Sweeney Tax incentive commitments are vital
The “No. 1 faux pas” a state or local government can make in economic development these days is to renege on a tax incentive agreement previously made to lure a major capital investment, according to Mark M. Sweeney.
Sweeney, senior principal at McCallum Sweeney Consulting in South Carolina, was in Grand Rapids last week at the invitation of The Right Place to speak to Grand Rapids business and community leaders about the process corporations go through when selecting a new location for a major capital investment.
Only two days before, Sweeney was quoted in The Wall Street Journal in an article about state governments that are responding to budget shortfalls by shutting down tax credit and incentive programs that are supposed to lure businesses and boost employment.
“A couple of places have done that,” said Sweeney, which “makes us extremely leery of going back” to that region when trying to find a location for a corporate client.
“I advise you to not lose sight of the longer-term perspective,” he said.
Birgit Klohs, president of The Right Place Inc. economic development organization in Grand Rapids, said she was among a contingent of economic development professionals from the western half of Michigan who went to Lansing to make the same appeal to state officials.
Klohs said the fear among economic developers is that the new governor or members of the state legislature this fall might respond to Michigan’s ongoing budget crisis by dumping tax credits and incentive agreements that were made under the Granholm administration.
Another major point the delegation made, Klohs said, was a suggestion to reform the MEDC, if necessary — “but don’t gut it” and don’t eliminate a policy of offering incentives to lure corporations here.
McCallum Sweeney Consulting provides site selection and incentive negotiation services to major companies worldwide. It also offers consulting services to economic development organizations trying to meet the challenges of attracting and retaining capital investment and new employment opportunities in today’s competitive economic climate.
Sweeney has assisted clients in a variety of industries, from automotive manufacturing to software development and Internet services. Recent clients include Sallie Mae (credit operations center), Nissan (corporate headquarters plus industrial facilities), Michelin, Dollar General and Oreck. One of its largest projects to date was the Nissan headquarters relocation from Los Angeles to Nashville in 2005, and the Nissan auto plant that located in Mississippi before that.
Sweeney has conducted investment location projects in Europe and Asia, as well as most regions of the United States.
He said that in the current economic climate, Michigan, in general, suffers from a national perception that the entire state is on the ropes because of the tremendous difficulties experienced by the Big Three in Detroit over the past few years.
“The outside world views Michigan as a troubled location, and for the most part, does not make a distinction between east and west,” he said.

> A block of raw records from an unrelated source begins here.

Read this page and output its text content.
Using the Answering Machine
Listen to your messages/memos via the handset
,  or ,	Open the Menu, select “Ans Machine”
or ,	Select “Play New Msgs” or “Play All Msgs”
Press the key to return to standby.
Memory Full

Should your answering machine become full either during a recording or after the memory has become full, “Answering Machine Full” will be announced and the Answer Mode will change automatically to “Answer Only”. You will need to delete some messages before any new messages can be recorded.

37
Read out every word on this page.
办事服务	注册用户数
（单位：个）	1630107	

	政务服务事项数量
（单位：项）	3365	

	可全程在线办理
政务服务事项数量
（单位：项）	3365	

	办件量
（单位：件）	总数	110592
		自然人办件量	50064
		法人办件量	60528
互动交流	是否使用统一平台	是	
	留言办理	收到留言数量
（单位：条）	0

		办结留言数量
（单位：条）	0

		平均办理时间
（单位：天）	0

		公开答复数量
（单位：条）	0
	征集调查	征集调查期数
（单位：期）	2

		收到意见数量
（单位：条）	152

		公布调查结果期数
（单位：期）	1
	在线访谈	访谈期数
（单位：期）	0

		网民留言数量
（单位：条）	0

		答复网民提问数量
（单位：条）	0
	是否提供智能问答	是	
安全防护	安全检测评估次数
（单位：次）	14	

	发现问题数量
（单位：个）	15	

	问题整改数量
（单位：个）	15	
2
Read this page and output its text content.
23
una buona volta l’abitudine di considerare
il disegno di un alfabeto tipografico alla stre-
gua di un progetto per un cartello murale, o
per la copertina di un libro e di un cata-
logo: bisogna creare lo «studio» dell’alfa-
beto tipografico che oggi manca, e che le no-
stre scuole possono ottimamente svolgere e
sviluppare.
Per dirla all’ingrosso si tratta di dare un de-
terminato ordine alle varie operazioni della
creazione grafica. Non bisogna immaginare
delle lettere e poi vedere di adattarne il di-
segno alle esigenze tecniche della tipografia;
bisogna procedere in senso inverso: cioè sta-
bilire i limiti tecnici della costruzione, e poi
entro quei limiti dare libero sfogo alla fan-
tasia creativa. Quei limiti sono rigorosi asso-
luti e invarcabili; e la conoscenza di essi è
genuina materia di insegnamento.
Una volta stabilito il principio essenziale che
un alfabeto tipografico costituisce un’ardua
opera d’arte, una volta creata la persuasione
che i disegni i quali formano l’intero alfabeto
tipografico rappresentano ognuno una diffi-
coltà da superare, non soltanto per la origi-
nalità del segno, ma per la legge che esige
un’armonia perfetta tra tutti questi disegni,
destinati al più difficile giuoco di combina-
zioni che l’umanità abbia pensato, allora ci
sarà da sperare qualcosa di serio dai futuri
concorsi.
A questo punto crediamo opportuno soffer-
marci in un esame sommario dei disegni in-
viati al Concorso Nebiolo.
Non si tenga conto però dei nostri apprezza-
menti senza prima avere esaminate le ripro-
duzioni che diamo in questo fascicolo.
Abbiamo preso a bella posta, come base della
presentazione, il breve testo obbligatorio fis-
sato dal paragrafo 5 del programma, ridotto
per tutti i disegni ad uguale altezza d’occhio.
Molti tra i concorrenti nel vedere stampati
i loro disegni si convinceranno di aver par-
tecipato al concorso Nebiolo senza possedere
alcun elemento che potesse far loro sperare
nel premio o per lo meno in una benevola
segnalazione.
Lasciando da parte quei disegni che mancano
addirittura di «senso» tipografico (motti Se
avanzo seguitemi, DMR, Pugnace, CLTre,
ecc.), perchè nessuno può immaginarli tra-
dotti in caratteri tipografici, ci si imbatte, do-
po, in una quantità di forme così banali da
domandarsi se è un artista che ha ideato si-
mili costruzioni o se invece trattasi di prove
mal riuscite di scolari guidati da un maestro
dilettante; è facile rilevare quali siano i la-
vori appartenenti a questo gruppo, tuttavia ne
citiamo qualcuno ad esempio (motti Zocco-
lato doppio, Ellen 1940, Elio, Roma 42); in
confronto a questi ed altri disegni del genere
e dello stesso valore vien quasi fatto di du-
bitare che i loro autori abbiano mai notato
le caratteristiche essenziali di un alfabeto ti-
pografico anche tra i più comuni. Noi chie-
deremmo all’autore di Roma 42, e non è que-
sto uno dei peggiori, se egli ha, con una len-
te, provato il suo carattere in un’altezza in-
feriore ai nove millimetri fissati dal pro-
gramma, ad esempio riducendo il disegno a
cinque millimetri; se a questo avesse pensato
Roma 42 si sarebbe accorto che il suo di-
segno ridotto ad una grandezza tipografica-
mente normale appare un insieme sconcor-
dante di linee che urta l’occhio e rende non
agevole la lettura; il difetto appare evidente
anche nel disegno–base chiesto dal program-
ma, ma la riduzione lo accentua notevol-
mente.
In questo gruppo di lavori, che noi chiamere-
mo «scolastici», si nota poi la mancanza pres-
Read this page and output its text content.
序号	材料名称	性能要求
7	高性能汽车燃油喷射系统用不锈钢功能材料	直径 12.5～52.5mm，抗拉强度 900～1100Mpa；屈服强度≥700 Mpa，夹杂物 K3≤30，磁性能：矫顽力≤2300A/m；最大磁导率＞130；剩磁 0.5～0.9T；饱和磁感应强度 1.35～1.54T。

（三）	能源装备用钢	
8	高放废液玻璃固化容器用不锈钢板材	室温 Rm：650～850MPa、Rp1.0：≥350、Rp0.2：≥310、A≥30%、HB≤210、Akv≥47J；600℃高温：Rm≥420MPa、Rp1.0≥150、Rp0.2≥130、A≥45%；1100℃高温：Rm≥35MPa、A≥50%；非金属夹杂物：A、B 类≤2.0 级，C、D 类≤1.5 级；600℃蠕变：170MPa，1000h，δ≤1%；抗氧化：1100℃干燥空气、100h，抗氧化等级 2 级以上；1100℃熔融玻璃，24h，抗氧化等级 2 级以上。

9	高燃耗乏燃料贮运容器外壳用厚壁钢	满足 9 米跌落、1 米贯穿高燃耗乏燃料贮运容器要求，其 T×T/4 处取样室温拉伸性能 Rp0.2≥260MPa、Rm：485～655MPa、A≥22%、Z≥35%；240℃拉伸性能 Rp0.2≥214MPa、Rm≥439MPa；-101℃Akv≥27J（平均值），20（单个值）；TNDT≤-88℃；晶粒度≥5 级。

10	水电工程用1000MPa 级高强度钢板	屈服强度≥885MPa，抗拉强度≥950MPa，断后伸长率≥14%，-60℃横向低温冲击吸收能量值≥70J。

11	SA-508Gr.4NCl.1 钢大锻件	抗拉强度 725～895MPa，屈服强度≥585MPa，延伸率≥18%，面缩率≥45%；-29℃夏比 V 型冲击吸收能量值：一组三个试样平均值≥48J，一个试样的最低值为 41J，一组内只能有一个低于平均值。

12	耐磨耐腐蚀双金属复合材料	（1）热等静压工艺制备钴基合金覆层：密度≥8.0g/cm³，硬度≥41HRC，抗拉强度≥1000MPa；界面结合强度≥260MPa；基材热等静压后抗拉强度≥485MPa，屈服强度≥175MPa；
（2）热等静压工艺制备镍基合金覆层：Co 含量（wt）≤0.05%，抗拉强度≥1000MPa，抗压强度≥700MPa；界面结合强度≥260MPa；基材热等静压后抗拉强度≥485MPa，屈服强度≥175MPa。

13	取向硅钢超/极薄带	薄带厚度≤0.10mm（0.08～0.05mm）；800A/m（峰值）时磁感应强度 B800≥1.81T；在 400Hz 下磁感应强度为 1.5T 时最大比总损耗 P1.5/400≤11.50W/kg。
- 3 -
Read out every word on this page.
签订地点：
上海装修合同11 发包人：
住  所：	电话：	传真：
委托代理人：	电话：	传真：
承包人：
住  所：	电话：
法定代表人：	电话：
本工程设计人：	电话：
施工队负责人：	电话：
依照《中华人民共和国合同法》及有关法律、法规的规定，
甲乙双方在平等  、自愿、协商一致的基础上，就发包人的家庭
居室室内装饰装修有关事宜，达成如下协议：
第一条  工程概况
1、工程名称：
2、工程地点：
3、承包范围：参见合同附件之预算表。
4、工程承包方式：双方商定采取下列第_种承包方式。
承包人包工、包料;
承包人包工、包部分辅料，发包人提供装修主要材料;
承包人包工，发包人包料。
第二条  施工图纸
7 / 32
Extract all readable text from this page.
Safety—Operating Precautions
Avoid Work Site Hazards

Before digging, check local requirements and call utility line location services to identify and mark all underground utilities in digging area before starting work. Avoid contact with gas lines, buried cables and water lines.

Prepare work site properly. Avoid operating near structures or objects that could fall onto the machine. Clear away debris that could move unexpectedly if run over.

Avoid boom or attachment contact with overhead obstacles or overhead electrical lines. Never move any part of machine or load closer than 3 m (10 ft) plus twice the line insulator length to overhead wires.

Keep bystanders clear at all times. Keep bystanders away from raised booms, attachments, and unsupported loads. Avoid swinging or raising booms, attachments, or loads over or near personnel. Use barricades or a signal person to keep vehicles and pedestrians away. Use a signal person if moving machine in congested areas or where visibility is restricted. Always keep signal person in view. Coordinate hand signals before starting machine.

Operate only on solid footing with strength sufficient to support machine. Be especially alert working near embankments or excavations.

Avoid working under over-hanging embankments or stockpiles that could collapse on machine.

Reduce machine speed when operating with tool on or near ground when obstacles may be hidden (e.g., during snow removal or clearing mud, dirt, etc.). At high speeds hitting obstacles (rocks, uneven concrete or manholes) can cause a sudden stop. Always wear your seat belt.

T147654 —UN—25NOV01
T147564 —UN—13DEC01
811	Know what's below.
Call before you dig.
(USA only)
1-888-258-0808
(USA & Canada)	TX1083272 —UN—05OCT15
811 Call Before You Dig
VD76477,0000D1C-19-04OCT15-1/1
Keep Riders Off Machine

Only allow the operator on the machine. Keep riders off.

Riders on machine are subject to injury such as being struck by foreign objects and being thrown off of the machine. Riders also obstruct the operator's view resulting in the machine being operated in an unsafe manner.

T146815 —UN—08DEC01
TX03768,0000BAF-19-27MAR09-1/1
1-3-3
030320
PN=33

Although he noted that at that point he had only spent 24 hours here, Sweeney said his first impression of West Michigan was a strong one, based on “the community leadership” he had met.
“We go to a lot of communities and don’t see that,” he said.
Downtown Grand Rapids, the long list of established manufacturers in the region, and the colleges and universities nearby also made a good impression on him, he said.
One “yellow flag,” he said, was a suspicion he picked up that perhaps industrial wages here tend to be on the higher end compared to the country as a whole.
Sweeney said the strongest states for manufacturing now are in the South Atlantic region and the Deep South, because operating costs, taxes and wages are lower there.
Manufacturers are very cost sensitive because it’s a brutal environment for them, he said.
Indiana and Ohio also do a great job in being attractive to manufacturers, he noted.
While talking to local community leaders in Grand Rapids, Sweeney recounted an embarrassment he witnessed in a southern state when local leaders were in a major meeting with a corporation that was interested in locating there. A mayor told the corporate executives in his welcoming comments, “We really need your taxes.”
“I would advise against leading with that” — even if it was true, he said, adding that the corporation did not select that community for its investment.
Community leaders always have an important role to play in site selection decisions made by corporations, he said.
Sweeney said the last three months have been encouraging as far as new capital investments by manufacturing in the U.S., compared to the dismal years of 2008 and 2009. Manufacturers of wind turbines, in particular, are interested in building plants in the middle of America and now the East Coast, because they need to be as close to potential wind farms as they can get, due to the sheer size of commercial wind turbines.